While you attend to your new baby’s needs, don’t forget your own. Here’s a guide to some of the physical and emotional changes you can expect to go through as you recover from childbirth, and how to ensure you get the rest and care you need during these next few weeks.
Your body is going through a lot of transitions right now, as it returns to its pre-pregnancy state. One of the most obvious changes is weight loss. You shed about 10 pounds during delivery. The rest of your baby weight will come off gradually over the next few weeks and months. Now is not the time to go on a radical diet. You need to eat healthy, well-balanced meals to keep up your strength and nurse your baby.
In the first few days after you deliver, you’ll likely be in some pain. If you’re breastfeeding, ask your doctor which pain reliever is safest. Your doctor might have prescribed a combination of acetaminophen and codeine (Percocet), but a review of studies finds over-the-counter Tylenol can often provide enough relief from postpartum pain.
For the first few weeks after you deliver, you’ll notice a vaginal discharge that looks like a menstrual period. This is called lochia, and it’s made up of tissue and blood shed by your uterus. The flow will be red at first, but it should gradually turn pink, then brown, and then clear. You’ll need to wear a pad until the flow stops. Avoid tampons, which can increase your infection risk. Call your doctor if the discharge gets heavier, smells bad, or you notice large clots.

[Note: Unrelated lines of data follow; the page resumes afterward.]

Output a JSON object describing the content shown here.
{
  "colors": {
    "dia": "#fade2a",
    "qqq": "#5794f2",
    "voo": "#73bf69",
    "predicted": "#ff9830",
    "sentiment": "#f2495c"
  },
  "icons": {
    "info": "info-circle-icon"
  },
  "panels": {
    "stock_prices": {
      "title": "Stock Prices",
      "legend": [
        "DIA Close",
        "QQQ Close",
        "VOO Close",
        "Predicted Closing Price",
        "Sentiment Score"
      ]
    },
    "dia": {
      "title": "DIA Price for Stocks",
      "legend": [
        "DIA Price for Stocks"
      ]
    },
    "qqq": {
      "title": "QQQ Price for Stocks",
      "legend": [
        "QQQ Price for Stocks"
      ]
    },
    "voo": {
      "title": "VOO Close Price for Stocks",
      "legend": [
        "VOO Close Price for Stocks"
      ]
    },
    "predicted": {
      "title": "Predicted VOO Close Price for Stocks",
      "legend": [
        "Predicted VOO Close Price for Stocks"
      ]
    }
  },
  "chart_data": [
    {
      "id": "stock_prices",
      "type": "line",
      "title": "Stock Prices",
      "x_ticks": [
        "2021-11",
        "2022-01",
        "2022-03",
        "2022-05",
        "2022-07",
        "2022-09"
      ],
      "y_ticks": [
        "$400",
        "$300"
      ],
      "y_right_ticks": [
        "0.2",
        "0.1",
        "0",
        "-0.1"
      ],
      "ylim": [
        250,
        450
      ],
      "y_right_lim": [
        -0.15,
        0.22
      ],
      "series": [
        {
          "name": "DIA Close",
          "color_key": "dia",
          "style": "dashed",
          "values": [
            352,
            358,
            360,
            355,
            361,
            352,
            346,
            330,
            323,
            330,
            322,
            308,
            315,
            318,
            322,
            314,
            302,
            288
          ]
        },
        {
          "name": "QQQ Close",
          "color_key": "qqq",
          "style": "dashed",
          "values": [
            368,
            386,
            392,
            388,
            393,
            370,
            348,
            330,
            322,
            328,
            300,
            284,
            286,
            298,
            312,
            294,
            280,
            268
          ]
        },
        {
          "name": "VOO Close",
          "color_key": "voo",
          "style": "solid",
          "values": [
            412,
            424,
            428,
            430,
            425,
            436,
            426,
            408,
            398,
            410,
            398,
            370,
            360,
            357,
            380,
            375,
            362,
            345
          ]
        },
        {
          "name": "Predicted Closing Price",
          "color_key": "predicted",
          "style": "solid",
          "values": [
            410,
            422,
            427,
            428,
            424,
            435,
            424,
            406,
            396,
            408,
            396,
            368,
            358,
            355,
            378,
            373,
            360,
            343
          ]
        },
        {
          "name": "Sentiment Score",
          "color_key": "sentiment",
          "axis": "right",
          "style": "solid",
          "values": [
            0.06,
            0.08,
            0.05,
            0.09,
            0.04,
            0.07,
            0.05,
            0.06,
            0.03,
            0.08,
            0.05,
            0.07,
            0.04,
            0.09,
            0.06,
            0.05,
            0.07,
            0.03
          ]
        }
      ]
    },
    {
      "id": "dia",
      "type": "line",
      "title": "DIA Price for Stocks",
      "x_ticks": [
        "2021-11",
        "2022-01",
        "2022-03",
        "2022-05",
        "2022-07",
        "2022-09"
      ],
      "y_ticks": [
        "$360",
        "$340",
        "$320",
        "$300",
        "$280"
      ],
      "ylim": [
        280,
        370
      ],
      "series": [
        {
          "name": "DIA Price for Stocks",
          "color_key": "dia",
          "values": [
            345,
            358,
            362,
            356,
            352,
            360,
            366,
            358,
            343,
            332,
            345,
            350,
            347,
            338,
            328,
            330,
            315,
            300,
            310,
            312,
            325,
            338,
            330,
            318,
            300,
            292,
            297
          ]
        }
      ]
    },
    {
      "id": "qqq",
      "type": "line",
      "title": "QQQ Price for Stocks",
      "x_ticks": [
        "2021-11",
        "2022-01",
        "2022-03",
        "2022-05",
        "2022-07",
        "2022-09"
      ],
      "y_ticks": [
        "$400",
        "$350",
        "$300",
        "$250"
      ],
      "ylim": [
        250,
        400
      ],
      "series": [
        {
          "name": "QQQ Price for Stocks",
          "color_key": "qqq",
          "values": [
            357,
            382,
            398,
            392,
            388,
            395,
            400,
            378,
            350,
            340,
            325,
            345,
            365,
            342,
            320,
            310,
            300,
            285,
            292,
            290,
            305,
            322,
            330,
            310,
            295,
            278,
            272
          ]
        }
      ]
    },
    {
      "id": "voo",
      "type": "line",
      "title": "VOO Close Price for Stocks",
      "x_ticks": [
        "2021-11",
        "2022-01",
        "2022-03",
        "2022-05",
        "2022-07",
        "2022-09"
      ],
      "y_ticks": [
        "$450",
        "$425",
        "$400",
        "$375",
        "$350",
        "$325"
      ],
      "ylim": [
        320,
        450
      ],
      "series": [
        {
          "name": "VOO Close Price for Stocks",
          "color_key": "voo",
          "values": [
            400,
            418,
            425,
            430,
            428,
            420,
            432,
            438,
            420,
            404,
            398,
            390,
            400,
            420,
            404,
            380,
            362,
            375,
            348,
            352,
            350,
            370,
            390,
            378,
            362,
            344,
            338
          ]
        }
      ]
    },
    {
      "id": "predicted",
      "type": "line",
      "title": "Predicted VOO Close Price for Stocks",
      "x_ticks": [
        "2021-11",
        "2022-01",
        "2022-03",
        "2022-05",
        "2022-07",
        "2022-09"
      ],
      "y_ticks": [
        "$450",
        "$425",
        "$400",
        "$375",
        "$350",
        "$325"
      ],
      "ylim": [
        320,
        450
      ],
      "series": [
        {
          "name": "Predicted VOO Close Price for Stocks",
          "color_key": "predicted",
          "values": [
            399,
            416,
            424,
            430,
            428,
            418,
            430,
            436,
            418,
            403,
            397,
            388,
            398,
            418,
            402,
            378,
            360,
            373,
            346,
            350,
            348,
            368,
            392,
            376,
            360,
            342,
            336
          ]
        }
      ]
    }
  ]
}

Many new moms are constipated, which can make bowel movements painful, especially if you have stitches. To relieve constipation, increase the amount of fruits, vegetables, and whole grains in your diet. Also drink more water. If the constipation doesn’t ease up, ask your doctor whether you can take a gentle laxative.
As your hormone levels shift following pregnancy, they can affect your emotions. In the first few weeks after your baby is born, your reactions might be stronger than normal. Crying because you can’t get a diaper straight or your tea isn’t hot enough could be a sign of the baby blues. You should start feeling like your old self within a couple of weeks. Sadness continues that continues or gets worse could be a more serious form of depression.
About one in seven women experience postpartum depression. If you feel persistently sad or like you’ve lost your joy for life, it’s important to see your primary care provider or a mental health practitioner for a diagnosis. “Fortunately, we have a variety of treatment options – such as lifestyle changes, therapy, and medication – that help women control depression and enjoy their growing families,” says Mark S. DeFrancesco, MD, president of the American College of Obstetricians and Gynecologists.
Your obstetrician will recommend that you schedule a postpartum visit about six weeks after you deliver. This important visit lets your doctor see how your recovery is going and identify any issues that need treatment, yet research finds more than half of women skip it.
“Women need to understand the importance of a six-week visit to the obstetrician – not only to address concerns and healing after delivery, but also to follow up on possible future health risks, review the pregnancy and make the transition to primary care,” says Wendy Bennett, MD, assistant professor of medicine at Johns Hopkins. The postpartum visit is even more critical if you had pregnancy complications such as gestational diabetes or high blood pressure (preeclampsia).
Well-meaning family and friends might have told you to “sleep while the baby sleeps.” While that might not always be realistic, you do need rest right now to help your body recover, and to make up for the sleep you’re losing during middle-of-the-night feedings.
Accept help whenever it’s offered so you can sneak in naps. Don’t try to do too much. Work and house cleaning can wait until you feel better and your baby is sleeping through the night.
Don’t rush back into your old activities. Give your body time to heal. Check with your doctor to find out when it’s safe for you to start driving, working, exercising, and having sex again.